Sperling der häufigste Vogel

Auswertung der Wintervogel-Zählung

Brandenburg. Vom 5. - 7. Januar fand die achte Stunde der Wintervögel statt. Der Naturschutzbund NABU hatte dazu aufgerufen, an diesem Wochenende eine Stunde lang Vögel am Futterhäuschen, im Garten, auf dem Balkon oder im Park zu beobachten und zu melden. Dabei zeigte sich, dass die besonders geringen Zahlen vom Vorjahr Ausreißer waren.
Ornithologen und Naturfreunde atmen nun auf. „Bei einigen Arten hat sich die Situation nach Ausreißern im Vorjahr jetzt wieder normalisiert, z.B. bei Blaumeise und Kleiber, da waren die Zahlen im Vorjahr sehr niedrig und bei der Amsel sehr hoch. So wurden in diesem Jahr im Durchschnitt 6,01 Kohlmeisen pro Garten gezählt, im letzten Jahr waren es nur 5,5. Der Kleiber wurde aktuell im Durchschnitt 0,82 mal je Garten gezählt, 2017 waren es nur 0,54 Vögel pro Garten. Die Amsel lag jetzt mit 2,63 pro Garten wieder im normalen Bereich, in 2017 überdurchschnittlich bei 3,89“, erläutert Christiane Schröder, Geschäftsführerin des NABU Brandenburg.

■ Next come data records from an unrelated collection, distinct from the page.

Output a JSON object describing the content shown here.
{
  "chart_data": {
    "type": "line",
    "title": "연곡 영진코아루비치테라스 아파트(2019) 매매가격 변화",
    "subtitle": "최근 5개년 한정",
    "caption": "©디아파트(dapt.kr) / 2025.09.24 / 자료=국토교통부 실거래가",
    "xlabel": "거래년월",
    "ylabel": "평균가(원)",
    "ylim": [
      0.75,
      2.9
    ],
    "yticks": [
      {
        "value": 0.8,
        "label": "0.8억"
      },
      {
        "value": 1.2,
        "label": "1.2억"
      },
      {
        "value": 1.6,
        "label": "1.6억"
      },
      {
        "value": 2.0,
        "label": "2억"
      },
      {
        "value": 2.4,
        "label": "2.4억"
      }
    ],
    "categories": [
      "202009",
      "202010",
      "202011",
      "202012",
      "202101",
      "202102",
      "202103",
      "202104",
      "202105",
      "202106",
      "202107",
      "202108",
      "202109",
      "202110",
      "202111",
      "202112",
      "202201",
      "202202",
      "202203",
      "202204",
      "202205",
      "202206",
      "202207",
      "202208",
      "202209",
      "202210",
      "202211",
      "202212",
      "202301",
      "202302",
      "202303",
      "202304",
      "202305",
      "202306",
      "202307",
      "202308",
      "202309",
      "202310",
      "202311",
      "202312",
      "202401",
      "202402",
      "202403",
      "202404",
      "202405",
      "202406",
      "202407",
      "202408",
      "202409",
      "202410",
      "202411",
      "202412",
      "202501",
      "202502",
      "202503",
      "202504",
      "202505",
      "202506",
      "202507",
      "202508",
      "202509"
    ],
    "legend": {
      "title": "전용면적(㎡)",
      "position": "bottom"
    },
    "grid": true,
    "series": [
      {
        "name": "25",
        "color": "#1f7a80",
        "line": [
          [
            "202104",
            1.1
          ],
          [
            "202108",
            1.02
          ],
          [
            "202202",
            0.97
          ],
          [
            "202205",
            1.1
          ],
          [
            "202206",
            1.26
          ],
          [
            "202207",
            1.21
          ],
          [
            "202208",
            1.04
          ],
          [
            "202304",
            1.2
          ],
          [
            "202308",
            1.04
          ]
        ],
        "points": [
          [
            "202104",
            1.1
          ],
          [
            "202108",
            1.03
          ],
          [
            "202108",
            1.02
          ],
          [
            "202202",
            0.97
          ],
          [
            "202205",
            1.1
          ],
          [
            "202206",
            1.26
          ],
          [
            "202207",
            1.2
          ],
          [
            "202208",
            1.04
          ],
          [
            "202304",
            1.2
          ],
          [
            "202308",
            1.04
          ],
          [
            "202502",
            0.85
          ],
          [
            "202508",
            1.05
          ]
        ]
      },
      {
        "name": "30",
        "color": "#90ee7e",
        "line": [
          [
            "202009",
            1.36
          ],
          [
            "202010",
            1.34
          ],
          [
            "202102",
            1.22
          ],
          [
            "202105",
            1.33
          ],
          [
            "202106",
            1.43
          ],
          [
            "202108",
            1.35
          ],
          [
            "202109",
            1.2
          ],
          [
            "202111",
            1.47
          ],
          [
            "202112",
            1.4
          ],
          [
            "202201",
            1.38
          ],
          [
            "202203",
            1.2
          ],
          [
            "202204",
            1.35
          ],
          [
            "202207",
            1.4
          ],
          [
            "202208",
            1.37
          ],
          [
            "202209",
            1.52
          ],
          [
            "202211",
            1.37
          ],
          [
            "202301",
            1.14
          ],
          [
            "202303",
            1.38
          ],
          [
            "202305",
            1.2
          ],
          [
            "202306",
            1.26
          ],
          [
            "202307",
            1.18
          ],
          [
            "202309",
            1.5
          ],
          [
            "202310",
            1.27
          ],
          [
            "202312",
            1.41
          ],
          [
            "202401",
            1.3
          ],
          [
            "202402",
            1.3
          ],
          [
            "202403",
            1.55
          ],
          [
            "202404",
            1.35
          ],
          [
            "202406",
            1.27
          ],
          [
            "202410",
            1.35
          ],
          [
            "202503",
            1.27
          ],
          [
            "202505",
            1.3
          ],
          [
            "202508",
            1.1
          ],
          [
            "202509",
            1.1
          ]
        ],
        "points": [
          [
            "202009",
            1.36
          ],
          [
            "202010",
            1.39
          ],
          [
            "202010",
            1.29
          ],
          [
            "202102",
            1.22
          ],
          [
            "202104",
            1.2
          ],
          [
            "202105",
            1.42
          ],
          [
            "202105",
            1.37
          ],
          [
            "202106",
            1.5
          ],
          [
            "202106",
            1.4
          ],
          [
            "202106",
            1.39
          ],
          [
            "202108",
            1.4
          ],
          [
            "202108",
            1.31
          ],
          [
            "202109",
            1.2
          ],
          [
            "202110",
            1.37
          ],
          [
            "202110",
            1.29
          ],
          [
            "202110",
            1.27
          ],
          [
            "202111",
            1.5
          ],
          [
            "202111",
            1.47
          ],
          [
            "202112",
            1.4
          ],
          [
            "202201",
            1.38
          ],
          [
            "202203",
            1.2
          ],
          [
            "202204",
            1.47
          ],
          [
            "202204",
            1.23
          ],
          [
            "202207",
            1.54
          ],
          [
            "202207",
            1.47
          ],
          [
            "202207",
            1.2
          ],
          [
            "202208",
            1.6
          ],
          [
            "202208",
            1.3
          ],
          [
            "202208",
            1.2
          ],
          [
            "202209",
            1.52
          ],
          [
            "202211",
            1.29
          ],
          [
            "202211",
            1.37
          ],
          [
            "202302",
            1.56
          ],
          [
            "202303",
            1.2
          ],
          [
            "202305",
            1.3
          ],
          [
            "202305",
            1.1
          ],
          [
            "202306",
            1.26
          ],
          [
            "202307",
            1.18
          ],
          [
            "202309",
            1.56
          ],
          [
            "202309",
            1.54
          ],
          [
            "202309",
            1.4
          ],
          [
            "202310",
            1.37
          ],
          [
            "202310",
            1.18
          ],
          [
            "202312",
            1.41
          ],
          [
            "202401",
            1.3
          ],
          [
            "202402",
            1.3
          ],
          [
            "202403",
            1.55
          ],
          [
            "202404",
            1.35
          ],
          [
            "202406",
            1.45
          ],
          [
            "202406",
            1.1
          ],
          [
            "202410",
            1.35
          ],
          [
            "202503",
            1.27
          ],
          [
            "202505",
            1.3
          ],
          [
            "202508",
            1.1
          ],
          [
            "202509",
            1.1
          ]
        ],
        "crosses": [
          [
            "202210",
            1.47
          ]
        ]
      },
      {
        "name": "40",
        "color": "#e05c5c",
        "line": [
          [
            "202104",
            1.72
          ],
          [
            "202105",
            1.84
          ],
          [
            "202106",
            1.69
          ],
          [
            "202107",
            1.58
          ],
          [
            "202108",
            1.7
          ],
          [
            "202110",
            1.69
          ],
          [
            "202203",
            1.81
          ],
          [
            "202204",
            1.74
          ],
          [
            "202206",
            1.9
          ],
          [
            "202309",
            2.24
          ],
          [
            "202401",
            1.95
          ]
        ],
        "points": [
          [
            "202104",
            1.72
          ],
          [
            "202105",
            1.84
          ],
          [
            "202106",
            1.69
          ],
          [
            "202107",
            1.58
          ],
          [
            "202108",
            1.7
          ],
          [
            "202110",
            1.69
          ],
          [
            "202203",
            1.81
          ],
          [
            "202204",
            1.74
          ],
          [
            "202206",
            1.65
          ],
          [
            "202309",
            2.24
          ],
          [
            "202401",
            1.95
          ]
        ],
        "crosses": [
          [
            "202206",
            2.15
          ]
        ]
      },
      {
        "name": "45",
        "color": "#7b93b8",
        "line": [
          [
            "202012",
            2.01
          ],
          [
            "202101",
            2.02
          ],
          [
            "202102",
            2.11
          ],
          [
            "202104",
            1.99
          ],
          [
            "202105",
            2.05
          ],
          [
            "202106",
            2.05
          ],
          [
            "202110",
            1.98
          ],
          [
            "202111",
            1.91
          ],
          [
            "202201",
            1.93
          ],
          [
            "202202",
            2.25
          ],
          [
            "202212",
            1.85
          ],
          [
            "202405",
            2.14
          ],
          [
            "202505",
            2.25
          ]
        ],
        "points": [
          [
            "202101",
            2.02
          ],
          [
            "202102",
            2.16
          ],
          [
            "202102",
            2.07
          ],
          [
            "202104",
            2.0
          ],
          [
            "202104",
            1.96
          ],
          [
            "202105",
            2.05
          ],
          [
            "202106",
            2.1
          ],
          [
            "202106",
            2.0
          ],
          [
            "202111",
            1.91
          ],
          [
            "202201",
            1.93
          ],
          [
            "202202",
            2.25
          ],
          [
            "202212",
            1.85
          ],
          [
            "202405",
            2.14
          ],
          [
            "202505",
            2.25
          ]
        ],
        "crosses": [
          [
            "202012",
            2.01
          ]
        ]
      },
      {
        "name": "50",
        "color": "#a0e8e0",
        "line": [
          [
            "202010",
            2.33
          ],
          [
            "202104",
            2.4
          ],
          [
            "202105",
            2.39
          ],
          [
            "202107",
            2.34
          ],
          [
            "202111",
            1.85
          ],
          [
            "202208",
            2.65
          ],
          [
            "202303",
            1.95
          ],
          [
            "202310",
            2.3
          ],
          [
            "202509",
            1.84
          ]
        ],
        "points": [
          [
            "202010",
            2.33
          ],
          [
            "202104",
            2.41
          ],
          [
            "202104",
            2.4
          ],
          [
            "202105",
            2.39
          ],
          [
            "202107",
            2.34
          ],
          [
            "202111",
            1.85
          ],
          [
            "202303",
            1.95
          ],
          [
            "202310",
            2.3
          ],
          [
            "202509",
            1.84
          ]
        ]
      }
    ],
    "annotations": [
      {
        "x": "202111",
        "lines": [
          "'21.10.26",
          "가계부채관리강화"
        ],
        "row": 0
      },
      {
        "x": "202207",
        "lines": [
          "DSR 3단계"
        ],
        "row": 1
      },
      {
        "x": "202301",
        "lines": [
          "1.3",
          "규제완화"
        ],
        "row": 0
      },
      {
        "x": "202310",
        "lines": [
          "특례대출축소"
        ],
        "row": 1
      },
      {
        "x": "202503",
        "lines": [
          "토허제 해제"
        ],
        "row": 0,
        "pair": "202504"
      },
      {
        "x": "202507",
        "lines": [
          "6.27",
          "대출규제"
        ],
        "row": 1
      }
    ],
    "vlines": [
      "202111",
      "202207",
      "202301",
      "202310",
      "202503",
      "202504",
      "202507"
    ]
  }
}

In Brandenburg liegen bislang nach dem Dauerspitzenreiter Haussperling die Kohlmeise auf Rang 2, gefolgt von Feldsperling, Blaumeise und Amsel.
Auf Rang 6 folgt der Grünfink, der einen anhaltenden Negativtrend aufweist, was offenbar auf das seit 2009 immer wieder regional auftretende Grünfinkensterben zurückzuführen ist.
Auch einige Invasionsvögel, also Arten, die in Schwärmen die nördlichen Gebiete verlassen und im Brandenburgischen als Wintergäste auf Nahrungssuche gehen, wurden vermehrt gesichtet. So hat der Fichtenkreuzschnabel (bei allerdings insgesamt niedriger Zahl) eine extreme Steigerung hingelegt, das entspricht dem bereits zuvor von Ornithologen bemerkten sehr starken Einflug seit dem letztem Herbst. Auch das gute Abschneiden der Gimpel dürfte wohl auf einen überdurchschnittlichen Einflug nordöstlicher Vögel zurückzuführen sein.
Ein Kuriosum ist das Auftreten der Graugans in den Top 10, denn die Stunde der Wintervögel legt ja den Fokus auf die Arten des Siedlungsraumes.  Vermutlich haben größere Gänsetrupps Gärten überflogen und wurden mitgezählt.  
„Das aber passt ins Gesamtbild“, so Christiane Schröder, „Während noch vor zwanzig Jahren im Winter kaum Graugänse hierblieben, sondern in Richtung Süd- und Westeuropa abgezogen sind, werden seit einigen Jahren allerorten kleine und größere Trupps auch noch im Januar beobachtet.“
Noch bis zum 15. Januar können die Beobachtungen per Online-Formular unter www.stundederwintervoegel.de gemeldet werden.